2014 State UI Tax Info Available

From Rick McHugh of NELP:

A useful report from U.S. Department of Labor is the Significant Measures of State UI Tax Systems. The 2014 edition has been released.

One of the useful features of this report is that USDOL calculates an “Adequate Financing Rate.” The bad news in the report is that most states are under-financing their UI programs using this benchmark: meaning they will not be prepared with trust fund reserves sufficient to ride out increased benefit costs during the next recession. Forty-four states had an average UI payroll tax below their minimum adequate financing rate in 2014. Yikes!

Business climate debates dominate UI discussions in the states. (Yes, I know these are not real world discussions. Ironically, business climate is viewed as real by the same folks who do not think climate change is real.) The Significant Measures report gives advocates key information about individual states as well as comparative information presented in tables. In addition, by selecting the United States as an “individual state” you will have a ready-reference to how your individual state compares to U.S. averages.

In terms of business climate claims, many employer groups will focus on average tax rates on taxable wages. The average taxable employer paid $398 per employee in 2014. This translates to 0.8% of total wages, or 80 cents of every $100 dollars of wages. Nonetheless, using average UI taxes on taxable wages exaggerates tax levels.

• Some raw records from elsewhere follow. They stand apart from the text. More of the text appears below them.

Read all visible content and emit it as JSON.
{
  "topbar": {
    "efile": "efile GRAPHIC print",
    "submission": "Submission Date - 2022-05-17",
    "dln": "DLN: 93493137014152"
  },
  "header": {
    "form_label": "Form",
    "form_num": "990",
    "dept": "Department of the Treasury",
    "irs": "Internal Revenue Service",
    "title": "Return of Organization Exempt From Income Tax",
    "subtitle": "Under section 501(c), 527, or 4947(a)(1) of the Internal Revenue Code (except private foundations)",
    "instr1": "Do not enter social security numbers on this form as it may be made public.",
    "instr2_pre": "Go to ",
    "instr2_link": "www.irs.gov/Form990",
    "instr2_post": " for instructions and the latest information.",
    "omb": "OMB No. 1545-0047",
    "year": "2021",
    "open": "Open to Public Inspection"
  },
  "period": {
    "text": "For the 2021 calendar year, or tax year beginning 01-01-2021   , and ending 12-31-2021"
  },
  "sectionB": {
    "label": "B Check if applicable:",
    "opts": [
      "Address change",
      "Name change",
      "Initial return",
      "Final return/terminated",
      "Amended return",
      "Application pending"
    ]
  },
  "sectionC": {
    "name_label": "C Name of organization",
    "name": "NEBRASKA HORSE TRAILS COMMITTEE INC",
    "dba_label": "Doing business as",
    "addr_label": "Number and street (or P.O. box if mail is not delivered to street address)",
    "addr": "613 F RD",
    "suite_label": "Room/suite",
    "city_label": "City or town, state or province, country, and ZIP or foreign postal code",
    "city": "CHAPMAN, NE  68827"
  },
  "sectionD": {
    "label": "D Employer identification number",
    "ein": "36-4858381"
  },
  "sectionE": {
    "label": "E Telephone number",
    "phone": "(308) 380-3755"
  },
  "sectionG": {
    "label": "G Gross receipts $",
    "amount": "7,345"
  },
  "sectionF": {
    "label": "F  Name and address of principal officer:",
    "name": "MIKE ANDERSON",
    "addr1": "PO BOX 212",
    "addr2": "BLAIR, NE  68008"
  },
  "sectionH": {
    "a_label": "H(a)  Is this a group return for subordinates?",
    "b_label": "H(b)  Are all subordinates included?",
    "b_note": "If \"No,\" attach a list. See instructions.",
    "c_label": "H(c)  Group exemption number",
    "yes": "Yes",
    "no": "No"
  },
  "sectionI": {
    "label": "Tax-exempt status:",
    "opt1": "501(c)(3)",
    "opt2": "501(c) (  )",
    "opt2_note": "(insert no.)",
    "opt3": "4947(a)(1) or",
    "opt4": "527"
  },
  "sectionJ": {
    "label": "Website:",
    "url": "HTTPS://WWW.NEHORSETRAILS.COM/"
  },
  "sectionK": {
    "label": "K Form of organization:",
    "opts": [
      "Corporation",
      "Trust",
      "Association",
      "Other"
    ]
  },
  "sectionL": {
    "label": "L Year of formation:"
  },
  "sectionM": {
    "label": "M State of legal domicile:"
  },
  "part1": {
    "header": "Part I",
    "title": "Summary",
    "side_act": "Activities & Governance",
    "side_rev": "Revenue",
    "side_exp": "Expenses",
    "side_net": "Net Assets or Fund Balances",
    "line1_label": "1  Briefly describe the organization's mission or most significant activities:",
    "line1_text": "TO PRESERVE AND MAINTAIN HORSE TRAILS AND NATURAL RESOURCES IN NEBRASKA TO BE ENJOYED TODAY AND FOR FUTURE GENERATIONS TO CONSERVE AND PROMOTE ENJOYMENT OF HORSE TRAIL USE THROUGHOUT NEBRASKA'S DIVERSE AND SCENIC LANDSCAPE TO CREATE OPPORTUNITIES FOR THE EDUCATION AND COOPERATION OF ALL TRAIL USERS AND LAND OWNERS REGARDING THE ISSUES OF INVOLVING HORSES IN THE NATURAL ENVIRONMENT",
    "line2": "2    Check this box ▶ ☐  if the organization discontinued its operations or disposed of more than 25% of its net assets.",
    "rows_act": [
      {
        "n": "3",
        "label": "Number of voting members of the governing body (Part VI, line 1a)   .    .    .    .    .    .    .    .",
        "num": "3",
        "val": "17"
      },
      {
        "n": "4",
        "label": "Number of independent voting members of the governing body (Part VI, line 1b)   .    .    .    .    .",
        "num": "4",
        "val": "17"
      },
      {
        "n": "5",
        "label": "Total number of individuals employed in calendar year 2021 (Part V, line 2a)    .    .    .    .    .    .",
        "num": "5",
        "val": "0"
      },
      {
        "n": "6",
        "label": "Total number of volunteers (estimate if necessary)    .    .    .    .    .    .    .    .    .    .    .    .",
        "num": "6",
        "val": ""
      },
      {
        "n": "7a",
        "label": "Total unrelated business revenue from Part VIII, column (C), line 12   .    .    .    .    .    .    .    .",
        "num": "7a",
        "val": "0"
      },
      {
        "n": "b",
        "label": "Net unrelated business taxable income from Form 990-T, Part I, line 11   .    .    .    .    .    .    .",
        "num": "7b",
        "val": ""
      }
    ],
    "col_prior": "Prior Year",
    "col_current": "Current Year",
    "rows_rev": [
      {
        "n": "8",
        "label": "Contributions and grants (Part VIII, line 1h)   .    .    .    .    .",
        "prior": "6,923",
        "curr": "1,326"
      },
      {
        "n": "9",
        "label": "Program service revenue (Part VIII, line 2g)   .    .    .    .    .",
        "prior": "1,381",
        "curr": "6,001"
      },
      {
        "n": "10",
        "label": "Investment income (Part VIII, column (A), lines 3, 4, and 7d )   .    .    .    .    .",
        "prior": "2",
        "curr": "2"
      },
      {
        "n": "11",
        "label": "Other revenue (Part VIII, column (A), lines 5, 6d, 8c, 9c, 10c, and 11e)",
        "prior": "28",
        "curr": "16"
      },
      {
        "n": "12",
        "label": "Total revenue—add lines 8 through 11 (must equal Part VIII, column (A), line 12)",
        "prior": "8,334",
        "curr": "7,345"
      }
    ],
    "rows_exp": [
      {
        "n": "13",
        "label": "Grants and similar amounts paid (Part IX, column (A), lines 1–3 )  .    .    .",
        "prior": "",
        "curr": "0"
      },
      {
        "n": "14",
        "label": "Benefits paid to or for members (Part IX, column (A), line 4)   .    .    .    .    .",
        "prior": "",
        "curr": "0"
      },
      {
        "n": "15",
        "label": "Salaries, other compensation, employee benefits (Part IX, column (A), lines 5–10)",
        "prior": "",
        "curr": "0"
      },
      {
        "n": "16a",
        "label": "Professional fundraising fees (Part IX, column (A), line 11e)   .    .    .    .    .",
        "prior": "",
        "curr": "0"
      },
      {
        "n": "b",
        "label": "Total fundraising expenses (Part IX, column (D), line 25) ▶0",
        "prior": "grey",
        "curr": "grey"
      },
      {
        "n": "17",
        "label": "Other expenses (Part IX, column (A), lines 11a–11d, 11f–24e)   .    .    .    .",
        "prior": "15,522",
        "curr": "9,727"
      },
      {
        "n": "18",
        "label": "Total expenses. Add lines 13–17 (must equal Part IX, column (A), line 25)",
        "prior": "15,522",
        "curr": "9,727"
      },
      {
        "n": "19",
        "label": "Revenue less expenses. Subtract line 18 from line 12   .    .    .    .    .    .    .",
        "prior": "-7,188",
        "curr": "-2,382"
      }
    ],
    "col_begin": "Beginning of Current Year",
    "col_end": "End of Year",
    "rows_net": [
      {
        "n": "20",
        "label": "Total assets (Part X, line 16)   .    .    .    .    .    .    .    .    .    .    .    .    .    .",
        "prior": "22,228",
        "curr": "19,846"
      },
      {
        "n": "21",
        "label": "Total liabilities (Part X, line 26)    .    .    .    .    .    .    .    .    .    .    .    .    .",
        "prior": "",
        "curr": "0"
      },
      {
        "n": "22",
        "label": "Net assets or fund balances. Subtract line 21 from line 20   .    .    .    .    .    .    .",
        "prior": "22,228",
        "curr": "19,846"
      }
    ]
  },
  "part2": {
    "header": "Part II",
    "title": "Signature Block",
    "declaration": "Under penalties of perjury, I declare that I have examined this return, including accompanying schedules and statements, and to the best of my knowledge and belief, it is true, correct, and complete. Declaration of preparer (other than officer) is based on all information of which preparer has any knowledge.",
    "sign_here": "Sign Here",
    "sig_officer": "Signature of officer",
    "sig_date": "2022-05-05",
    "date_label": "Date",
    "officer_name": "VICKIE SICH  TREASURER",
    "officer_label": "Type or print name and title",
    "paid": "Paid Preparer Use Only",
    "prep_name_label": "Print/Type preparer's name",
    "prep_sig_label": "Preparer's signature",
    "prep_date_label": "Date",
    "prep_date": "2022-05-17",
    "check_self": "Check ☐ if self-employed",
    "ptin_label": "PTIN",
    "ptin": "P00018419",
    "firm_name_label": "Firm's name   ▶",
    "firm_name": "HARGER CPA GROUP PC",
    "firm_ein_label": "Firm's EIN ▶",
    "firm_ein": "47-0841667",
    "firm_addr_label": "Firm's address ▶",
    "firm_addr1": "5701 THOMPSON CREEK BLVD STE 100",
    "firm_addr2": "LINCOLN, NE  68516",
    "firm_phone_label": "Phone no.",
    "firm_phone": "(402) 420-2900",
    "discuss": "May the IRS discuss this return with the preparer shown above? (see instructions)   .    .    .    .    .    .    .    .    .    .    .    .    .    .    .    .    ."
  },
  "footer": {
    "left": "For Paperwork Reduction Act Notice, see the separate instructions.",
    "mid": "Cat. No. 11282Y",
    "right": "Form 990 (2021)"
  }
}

The Significant Measures report gives us some basic information on the distribution of taxes that usefully shows that most employers do not pay average UI taxes. Instead a few employers (6 percent in 2014) pay taxes at the highest rate and the rest pay lower taxes, many pay close to no UI taxes. Indeed, last year 37 percent of all employers paid the lowest state tax rate available (in five states this rate was zero) and 47 percent paid a tax rate of less than 0.5 percent of total wages (or less than 50 cents for every $100 dollars of wages). In some states, I have observed that up to 70 percent of employers paid minimum tax rates in some years. This tax distribution info is not routinely shared by state agencies in my experience, making this source of information the best we have in many states.

Yes, there are states where UI taxes are higher and perhaps a half-way credible business climate case can be made there. However, overall it is difficult to make out a case that UI payroll taxes make up a significant element of business climate. In the few states with higher UI taxes, I suggest comparing UI taxes to total wages and benefit costs (according to the 2015 National Compensation survey from BLS, UI taxes were $ 0.23 of the average hourly cost of labor ($33.49) in the private sector in 2014. Or, profits. Or, health care. Or, pensions.